China Development Bank, which provided the bulk of the funding for Chinalco's two-stage combined $33.5 billion investment in Rio Tinto, is also funding the OZ Minerals deal.

Minmetals itself struck a deal last week to buy a 70% stake in Toronto-listed Macarthur Minerals Ltd.'s Australian iron-ore project for 100 million Canadian dollars (US$81 million).

China already has significant domestic supplies of zinc, which is most often used in anticorrosive coatings for steel. China's demand for steel has soared in recent years as the country's urbanization has picked up steam.

Founded in 1950, Minmetals operates a sprawling empire of subsidiaries that import and export commodities but also engage in other businesses; one, for example, owns the Shangri-la Hotel in Beijing.

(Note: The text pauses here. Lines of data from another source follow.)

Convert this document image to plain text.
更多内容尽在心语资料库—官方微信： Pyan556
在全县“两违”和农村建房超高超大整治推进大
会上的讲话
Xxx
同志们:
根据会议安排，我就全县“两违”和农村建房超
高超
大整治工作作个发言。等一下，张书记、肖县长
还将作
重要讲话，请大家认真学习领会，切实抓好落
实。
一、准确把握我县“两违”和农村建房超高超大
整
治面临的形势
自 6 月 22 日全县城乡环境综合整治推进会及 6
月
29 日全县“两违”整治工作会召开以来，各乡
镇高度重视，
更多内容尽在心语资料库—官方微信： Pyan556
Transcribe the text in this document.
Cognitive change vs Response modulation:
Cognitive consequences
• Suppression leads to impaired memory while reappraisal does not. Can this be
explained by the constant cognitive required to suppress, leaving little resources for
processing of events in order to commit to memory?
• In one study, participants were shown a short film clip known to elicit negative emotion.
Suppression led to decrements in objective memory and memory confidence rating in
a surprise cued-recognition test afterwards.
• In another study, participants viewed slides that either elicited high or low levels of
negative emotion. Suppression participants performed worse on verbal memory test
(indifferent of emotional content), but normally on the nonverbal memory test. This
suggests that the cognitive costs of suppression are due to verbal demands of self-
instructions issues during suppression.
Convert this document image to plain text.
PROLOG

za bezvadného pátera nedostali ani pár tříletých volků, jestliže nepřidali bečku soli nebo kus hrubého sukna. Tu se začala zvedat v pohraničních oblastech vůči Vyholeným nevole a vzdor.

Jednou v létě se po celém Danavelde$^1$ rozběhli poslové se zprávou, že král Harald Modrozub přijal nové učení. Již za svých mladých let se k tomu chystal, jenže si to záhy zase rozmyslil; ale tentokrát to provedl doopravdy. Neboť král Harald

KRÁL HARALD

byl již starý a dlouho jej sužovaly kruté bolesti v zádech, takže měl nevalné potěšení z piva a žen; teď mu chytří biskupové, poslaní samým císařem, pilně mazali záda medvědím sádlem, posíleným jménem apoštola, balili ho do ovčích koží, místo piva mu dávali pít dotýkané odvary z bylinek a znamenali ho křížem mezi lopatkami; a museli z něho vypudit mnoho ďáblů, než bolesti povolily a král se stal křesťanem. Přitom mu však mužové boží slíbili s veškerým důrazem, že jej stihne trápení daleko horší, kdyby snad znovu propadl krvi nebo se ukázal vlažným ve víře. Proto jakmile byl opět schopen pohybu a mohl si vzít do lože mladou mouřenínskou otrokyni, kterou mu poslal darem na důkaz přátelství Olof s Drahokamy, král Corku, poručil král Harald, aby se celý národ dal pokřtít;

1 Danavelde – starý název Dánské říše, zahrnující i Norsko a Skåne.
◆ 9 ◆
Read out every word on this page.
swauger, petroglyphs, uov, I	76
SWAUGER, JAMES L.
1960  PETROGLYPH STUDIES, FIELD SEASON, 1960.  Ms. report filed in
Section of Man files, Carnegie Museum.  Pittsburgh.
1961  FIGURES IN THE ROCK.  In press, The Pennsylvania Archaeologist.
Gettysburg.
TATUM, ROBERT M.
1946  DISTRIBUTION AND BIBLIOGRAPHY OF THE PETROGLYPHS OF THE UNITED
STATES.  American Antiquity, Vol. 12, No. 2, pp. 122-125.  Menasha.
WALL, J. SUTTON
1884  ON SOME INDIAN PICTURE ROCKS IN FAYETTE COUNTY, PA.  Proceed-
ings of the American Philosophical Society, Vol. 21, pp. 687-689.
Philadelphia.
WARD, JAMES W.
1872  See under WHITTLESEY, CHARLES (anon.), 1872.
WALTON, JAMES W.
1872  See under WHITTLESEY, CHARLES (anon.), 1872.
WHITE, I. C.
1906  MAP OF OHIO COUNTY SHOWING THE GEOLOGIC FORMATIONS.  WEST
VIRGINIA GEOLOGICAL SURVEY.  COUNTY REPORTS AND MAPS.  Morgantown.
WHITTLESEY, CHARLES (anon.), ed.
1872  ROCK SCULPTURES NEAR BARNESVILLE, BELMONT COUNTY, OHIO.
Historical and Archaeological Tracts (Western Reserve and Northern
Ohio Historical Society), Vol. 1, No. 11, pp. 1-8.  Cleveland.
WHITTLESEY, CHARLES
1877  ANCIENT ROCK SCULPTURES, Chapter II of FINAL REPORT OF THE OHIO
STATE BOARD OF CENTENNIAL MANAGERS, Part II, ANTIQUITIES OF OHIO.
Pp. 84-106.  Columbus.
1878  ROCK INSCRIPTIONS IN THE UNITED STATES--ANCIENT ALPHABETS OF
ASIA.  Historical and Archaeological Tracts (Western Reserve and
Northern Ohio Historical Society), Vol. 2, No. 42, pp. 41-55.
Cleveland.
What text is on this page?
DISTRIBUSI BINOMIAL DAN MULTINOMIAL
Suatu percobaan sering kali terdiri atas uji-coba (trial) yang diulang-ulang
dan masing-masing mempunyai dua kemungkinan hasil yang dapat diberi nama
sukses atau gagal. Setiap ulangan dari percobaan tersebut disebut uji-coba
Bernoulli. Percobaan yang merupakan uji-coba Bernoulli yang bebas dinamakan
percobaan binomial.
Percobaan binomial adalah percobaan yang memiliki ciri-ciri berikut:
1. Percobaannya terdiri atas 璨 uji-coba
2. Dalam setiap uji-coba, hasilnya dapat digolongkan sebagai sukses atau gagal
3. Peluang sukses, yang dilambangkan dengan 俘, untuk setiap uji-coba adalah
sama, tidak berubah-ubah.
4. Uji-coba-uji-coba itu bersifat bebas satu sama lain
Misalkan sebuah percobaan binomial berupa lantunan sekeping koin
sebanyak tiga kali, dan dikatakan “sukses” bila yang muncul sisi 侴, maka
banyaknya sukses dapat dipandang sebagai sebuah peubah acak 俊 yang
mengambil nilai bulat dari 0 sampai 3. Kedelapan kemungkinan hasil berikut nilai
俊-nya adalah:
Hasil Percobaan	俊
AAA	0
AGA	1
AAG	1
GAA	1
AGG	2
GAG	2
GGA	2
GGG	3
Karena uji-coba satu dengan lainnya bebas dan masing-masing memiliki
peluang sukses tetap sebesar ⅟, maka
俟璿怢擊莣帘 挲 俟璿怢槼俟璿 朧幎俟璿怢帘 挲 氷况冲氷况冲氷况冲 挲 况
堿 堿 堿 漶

Led by Chairman Zhou Zhongshu, the company is moving to broaden its business globally by investing in mines from Peru to Australia.

In 2007, Minmetals had revenue of US$21.8 billion and earned a profit of 7.1 billion yuan (US$1.04 billion).

In 2005, Minmetals launched a C$6 billion bid for Canada's Noranda Inc. The deal for the copper and zinc producer fell apart later that year after competing bidders entered the picture and opposition to a deal arose from some Canadian politicians.

In December 2007, Minmetals bought Canadian-listed Northern Peru Copper Corp. in a joint bid with Jiangxi Copper Co. for C$455 million.

The OZ Minerals takeover offer will face scrutiny from Australian regulators, in particular the Foreign Investment Review Board overseen by Australian Treasurer Wayne Swan. That board also will examine Rio Tinto's deal with Chinalco. While OZ Minerals' assets are of less national importance to Australia than Rio Tinto's, the government will have to wrestle with the fact that if it rejects the Minmetals deal, the company could fold, resulting in job losses.UBS AG advised Minmetals. Caliburn Partnership and Goldman Sachs JBWere advised OZ Minerals.